Following a brief digression to write about big data, I return today to the final piece on the lessons I’ve learned as a VC over the past 10 years. After talking about training and making investments, today I will talk about managing investments.
1. You’re the coach, not the quarterback. No matter how hands-on investor you are or want to be, you need to understand that, on a day to day basis, your CEO and his/her management team is running the company. You must trust them to work through the operational issues that arise. As a coach you can:
a. Let your management team know that you are always there to help them (around business models, sales models, sales compensation issues, hiring decisions, etc). I’ve come to learn that investors with operational expertise are highly valued by entrepreneurs, particularly now that the times are tough.
b. Constantly evaluate your management teams from top to bottom. You need to learn to trust your management teams and when you stop trusting them, it’s time for a change. If a team is starting to struggle and execute inconsistently, make the appropriate changes quickly. Strong execution rarely returns to an inconsistent team. For this reason have learned not to wait until the board meeting to find news about the company’s progress, but I frequently talk with each portfolio company’s CEO. A quick call every couple of weeks, particularly for early stage companies, does wonders. It is important to establish a healthy dialog with the entire management team starting with the CEO. They must all feel comfortable telling you good and bad news, and seeking your input.
c. Know when to accelerate and when to put on the brakes. Understanding how your management team is performing will also allow you to determine whether to make changes to the company’s burn rate, some times going against your CEO’s opinion. Such decisions obviously impact hiring, market expansion plans, product development, etc. They also play a pivotal role when considering future financing rounds.
Actually, if you try to analyze this point a little more extensively you will come to realize that as an investor board member, and unless you are the only investor in a company, you are not the only coach. Each investor with a board seat is also a coach. Oftentimes the coaches’ interests don’t align, even if at the time of the investment everything appeared perfect. For example, you may want to let an executive go, slow the burn, sell the company, invest less money in the company, etc. while your co-investors want to make different decisions. CEOs may try to capitalize on such differences of opinion and attempt to create a split between you and the other co-investors and/or independent board members. For this reason …

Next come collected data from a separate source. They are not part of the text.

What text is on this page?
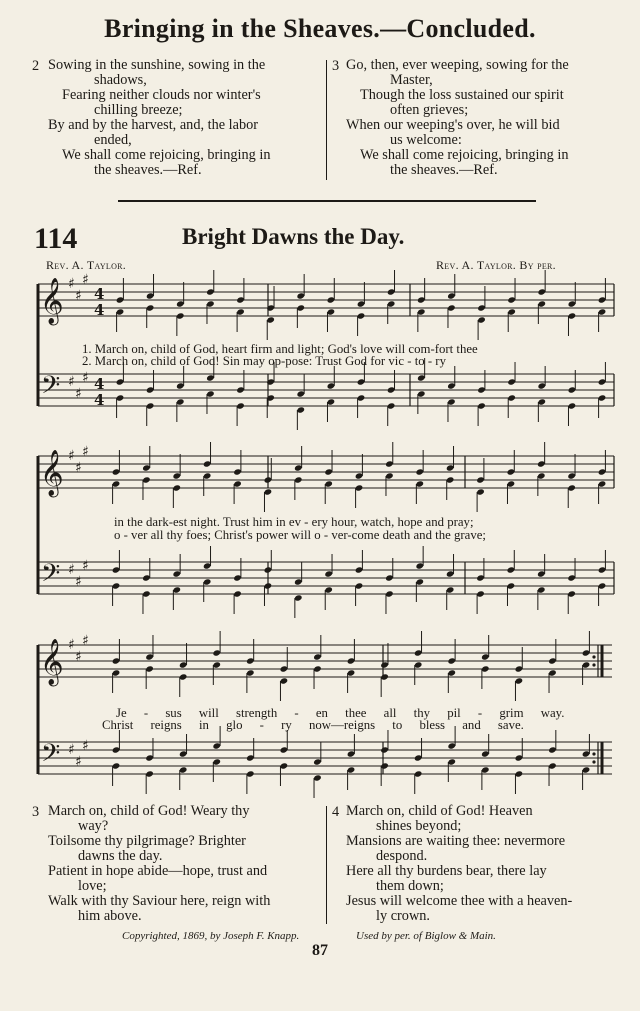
Bringing in the Sheaves.—Concluded.
2 Sowing in the sunshine, sowing in the
shadows,
Fearing neither clouds nor winter's
chilling breeze;
By and by the harvest, and, the labor
ended,
We shall come rejoicing, bringing in
the sheaves.—Ref.
3 Go, then, ever weeping, sowing for the
Master,
Though the loss sustained our spirit
often grieves;
When our weeping's over, he will bid
us welcome:
We shall come rejoicing, bringing in
the sheaves.—Ref.
114	Bright Dawns the Day.
Rev. A. Taylor.	Rev. A. Taylor. By per.
𝄞
𝄢
♯
♯
♯
♯
♯
♯
4
4
4
4
𝄞
𝄢
♯
♯
♯
♯
♯
♯
𝄞
𝄢
♯
♯
♯
♯
♯
♯
1. March on, child of God, heart firm and light; God's love will com-fort thee
2. March on, child of God! Sin may op-pose: Trust God for vic - to - ry
in the dark-est night. Trust him in ev - ery hour, watch, hope and pray;
o - ver all thy foes; Christ's power will o - ver-come death and the grave;
Je - sus will strength - en thee all thy pil - grim way.
Christ reigns in glo - ry now—reigns to bless and save.
3 March on, child of God! Weary thy
way?
Toilsome thy pilgrimage? Brighter
dawns the day.
Patient in hope abide—hope, trust and
love;
Walk with thy Saviour here, reign with
him above.
4 March on, child of God! Heaven
shines beyond;
Mansions are waiting thee: nevermore
despond.
Here all thy burdens bear, there lay
them down;
Jesus will welcome thee with a heaven-
ly crown.
Copyrighted, 1869, by Joseph F. Knapp.	Used by per. of Biglow & Main.
87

2. Make sure you’re always on the same page with your other board members, particularly your co-investors. I have made the same point during the second post in this series when discussing lessons around the process of initially investing in a company. But while it is important to be on the same page with your prospective co-investors while you are considering an investment opportunity, it is doubly important that you agree throughout the investment’s lifecycle on issues such as management team performance, burn rate, milestone achievement, valuation expectations (for future financing rounds and potential exit), exit scenarios, etc. Make sure you have a good understanding of each such issue before even trying to discuss it with your co-investors and fellow board members. Steve Blank recently wrote about the current exit environment for technology companies and its ramifications to VCs. Being on the same page always increases the probability of success even when the company faces challenges.
3. It’s about the money you return, not the money you invest. In the last post of this series I wrote how you should treat your LPs money like your own. Your LPs expect you to provide them with superior returns. Realize that it is not about how many investments you have made, the amount of money you have put to work and how many boards you seat on. It is about ROI and IRR. For this reason, you need to be thinking about the lifecycle of each portfolio company and the overall investment it will require, rather than just the round you invested in. In the process you must be able to evaluate and determine whether you have reserved enough money to protect your ownership after subsequent rounds, some of which may be down rounds, and others may need to be inside rounds. You also have to be prepared to stop investing in a company or even walk away from underperforming investments once you feel you realize that your actions no longer result in the desired outcome. While such actions may not endear you to an entrepreneur or a management team, remember this is not a popularity contest but an ROI contest. Even if there are hard feelings initially, at the end management teams always understand the rationale of such actions.
4. Keep your partners informed of the state of each of your portfolio companies. I cannot stress the importance of over-communicating with your partners. It’s also always OK to ask them for help and to collaborate with them around a particular investment, if you believe that this increases your probability of success, i.e., providing superior returns. Ultimately it is about the investment’s success, not about whether you’ve achieved it on your own.
5. Failure is always one of the possible outcomes. You need to understand that regardless of how careful, analytical and diligent you have been during the pre-investment process, how hard you have worked as a board member, how strong of a management team you have, and how good your co-investors are, companies, particularly early stage ones, fail more often than they succeed. Dealing with failure and trying to maximize returns even during the failure is part of being a VC. If failure appears inevitable, then work with the company’s management team and your co-investors to consider all the options and create a win/win experience for everyone. For example, rather than closing a failing company down there may be an opportunity to merge it with one in the same space that is performing better, even if you become a minority owner in the resulting entity. Learn from such experiences, repeat the positive and try to avoid repeating the negative.
And finally, regardless of your successes, remain humble since prior successes don’t guarantee future outcomes.